Wednesday, 6 August 2014

......and a pleasant surprise in East England

posted by John Winn

After our weekend in Norwich my wife and I moved on to the lovely town of Stamford in the south of Lincolnshire for a couple of nights before returning home this morning. If you are in one county in this part of the world you are never far from another for apart from Lincolnshire, Rutland, Leicestershire, Cambridgeshire and Northamptonshire are all close by. It was still a surprise, however that when looking at the Leicestershire play cricket site that I found that, together with their small neighbours Rutland they had a match yesterday against Warwickshire in the Under 15 cup Div 2A with a twelve noon start at Stamford School, just a few minutes walk from the town centre.

I arrived at the well appointed ground after an hour's play with Leicestershire and Rutland struggling at 54 for 8 with the larger bears' cubs rather bossing their smaller counterparts. To their credit L and R rallied well and despite some poor running between the wickets which had their coach swishing his tail, they reached 136 all out shortly before their 50 overs were up. By now my good luck with the weather had run out and for much of the time I was there the game continued in light drizzle which at one point was enough to persuade me to go into the most attractive pavilion where a cup of tea was available.

The pavilion had been refurbished in 1993 and the man chosen to cut the tape as it were, was, at least to a cricketing enthusiast, the school's most distinguished old boy, MJK Smith, Leicestershire and Warwickshire and of course England captain in the 1960s. Photographs of the 1993 event showed MJK with the headmaster and on a group photograph with the two teams who had played a commemorative match. Alas he was not in whites. Rather a nice coincidence that the two teams MJK represented in the county championship should be facing each other at U15 level on his old school ground.

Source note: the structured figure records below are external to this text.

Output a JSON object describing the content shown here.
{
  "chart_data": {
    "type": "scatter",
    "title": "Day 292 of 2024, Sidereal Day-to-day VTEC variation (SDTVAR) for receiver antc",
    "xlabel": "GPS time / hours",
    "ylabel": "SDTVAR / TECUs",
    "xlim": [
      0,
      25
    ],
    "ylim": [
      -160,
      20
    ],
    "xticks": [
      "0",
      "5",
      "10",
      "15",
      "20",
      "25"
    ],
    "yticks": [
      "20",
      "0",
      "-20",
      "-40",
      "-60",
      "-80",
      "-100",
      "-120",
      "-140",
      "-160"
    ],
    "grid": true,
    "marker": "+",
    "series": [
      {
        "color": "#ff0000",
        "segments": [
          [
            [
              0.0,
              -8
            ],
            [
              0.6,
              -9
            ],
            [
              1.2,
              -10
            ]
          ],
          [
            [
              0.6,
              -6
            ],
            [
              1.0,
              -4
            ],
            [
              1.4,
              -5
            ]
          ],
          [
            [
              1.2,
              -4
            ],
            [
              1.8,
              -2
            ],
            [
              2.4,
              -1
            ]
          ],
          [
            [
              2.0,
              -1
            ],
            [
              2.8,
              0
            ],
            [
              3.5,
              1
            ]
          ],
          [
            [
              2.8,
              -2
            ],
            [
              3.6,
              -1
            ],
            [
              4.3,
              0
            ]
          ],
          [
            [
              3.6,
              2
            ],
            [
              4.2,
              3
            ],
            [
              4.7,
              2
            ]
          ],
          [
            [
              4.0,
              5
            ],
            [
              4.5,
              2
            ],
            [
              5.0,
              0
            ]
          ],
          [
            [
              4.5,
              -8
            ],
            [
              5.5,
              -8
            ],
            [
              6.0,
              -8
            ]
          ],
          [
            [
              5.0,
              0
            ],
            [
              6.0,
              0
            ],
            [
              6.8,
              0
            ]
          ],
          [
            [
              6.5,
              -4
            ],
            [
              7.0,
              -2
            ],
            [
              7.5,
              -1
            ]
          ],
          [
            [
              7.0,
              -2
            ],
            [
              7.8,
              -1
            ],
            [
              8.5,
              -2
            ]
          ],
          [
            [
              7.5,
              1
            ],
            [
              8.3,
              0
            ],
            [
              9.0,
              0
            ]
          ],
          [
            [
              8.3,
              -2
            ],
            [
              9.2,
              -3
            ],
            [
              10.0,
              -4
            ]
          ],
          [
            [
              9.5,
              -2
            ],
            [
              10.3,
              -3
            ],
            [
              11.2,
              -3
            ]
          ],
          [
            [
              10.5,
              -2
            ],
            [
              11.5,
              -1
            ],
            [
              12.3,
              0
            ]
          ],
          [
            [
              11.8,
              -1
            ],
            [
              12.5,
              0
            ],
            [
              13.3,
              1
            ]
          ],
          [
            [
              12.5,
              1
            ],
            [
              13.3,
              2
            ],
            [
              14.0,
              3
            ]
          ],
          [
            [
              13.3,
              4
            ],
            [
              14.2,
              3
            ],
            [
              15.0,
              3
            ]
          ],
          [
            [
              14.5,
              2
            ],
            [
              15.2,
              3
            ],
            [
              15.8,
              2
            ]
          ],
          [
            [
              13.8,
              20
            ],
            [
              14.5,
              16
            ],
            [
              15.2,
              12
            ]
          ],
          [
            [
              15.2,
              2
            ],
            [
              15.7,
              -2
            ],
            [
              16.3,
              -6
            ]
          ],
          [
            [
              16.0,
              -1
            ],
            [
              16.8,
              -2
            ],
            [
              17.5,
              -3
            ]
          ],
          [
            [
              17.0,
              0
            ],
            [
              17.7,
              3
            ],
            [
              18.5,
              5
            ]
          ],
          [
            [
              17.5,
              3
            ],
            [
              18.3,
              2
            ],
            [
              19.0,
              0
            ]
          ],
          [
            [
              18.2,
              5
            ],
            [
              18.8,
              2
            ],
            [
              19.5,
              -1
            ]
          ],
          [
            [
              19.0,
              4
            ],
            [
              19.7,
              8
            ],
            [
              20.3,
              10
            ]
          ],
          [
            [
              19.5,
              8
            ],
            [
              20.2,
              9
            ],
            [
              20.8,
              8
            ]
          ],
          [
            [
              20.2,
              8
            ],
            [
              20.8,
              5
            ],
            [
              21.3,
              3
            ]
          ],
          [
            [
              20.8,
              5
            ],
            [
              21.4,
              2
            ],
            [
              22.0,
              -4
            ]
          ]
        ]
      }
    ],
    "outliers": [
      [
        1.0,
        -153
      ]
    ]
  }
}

At the closure of L and R's innings I rejoined my wife in the town to find she had discovered two other famous alumni of Stamford School, albeit famous musicians rather than cricketers, namely Sir Malcolm Sargent and Sir Michael Tippett. Just to throw in one more famous old boy, Colin Dexter, the creator of Morse also is an old Stamfordian, as his most famous creation.

I have searched the internet today but am unable to find the result of the game but I suspect Warwickshire won for I have found a league table which shows Warwickshire top having won all their 7 games.